子どもたちに見せるべき世界=ファンタジーではなく、自分の伝えたいアニメという世界=遺言、と言われる由縁でしょう。

宮崎監督は一貫して「子ども」に見せる(魅せる)作品を描いていたとのことです。
おそらくすべての子どもたち、大人になった子どもたち、そして、これから大人になる子どもたちに向けてアニメを発信していたので、多くの人、世界中の人々の共感を得るにいたったのでしょう。

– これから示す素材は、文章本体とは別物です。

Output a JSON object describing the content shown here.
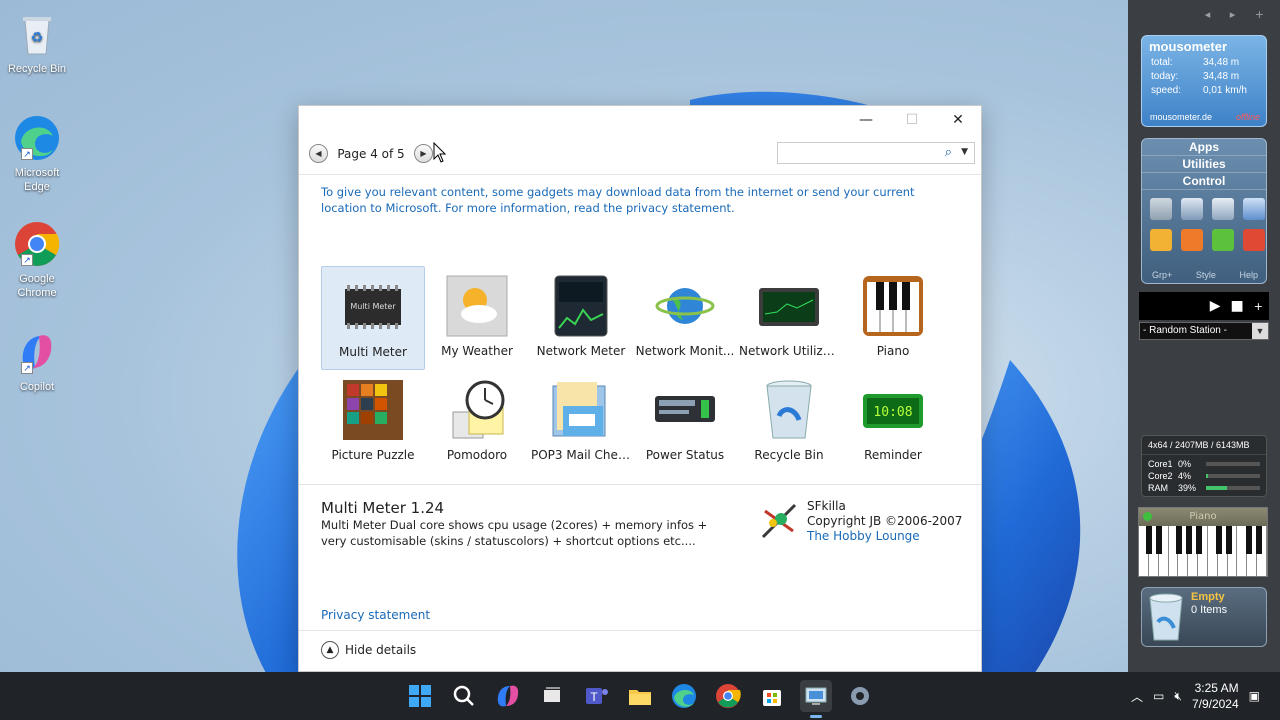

しかし、宮崎監督は、アニメ=子ども用の娯楽と安易に捉えいるわけではもちろんありません。
凡人凡夫は、子ども用のもの=幼稚なものと考えがちです。
しかし、本来、子どもに対することは、ものすごく面倒なことなのです。

ラジオの広報広告にこんなものがあります。

家に帰ってきた子ども(6歳くらい)にお母さんが「おかえりなさい」と言います。
それを聞いた子どもは「どうしてかえってきたのに、“かえりなさい”っていうの?」と言います。
言葉に詰まったお母さんはしばらく後

「おかえりなさいは、“かえりなさい”っていう“かえって”という意味じゃなくて…“ようこそおかえりないさました”って意味で…えっと、それを省略して言っているのよ」
「どうしてしょうりゃくするの?」

という感じに実に面倒くさいのです。

もちろん、子ども相手なので、ごまかしたり、無視したり、恫喝したり…と力の強い大人は、いかようにも対処できます。
それをきちんと子どもと向き合い、真摯に作っているのが宮崎作品なのです。

宮崎監督は作品制作中、なんどもなんども「面倒くさい」という発言を、口癖のように繰り返しています。
そしてまた同時に「大事なものはたいてい 面倒くさい」ともおっしゃっています。

その面倒くささを省いて、作品を作ることがおそらく誤解された子ども用の娯楽=幼稚なものになってしまう原因なのでしょう。

面倒くさいことを丁寧に積み上げるからこそ、「どうしてクマみたいなあんな変な生き物が空を飛べるの?」という子どもからの疑義がなく、すんなりと「トトロ(の世界)」が子どもたちに受け入れられるのでしょう。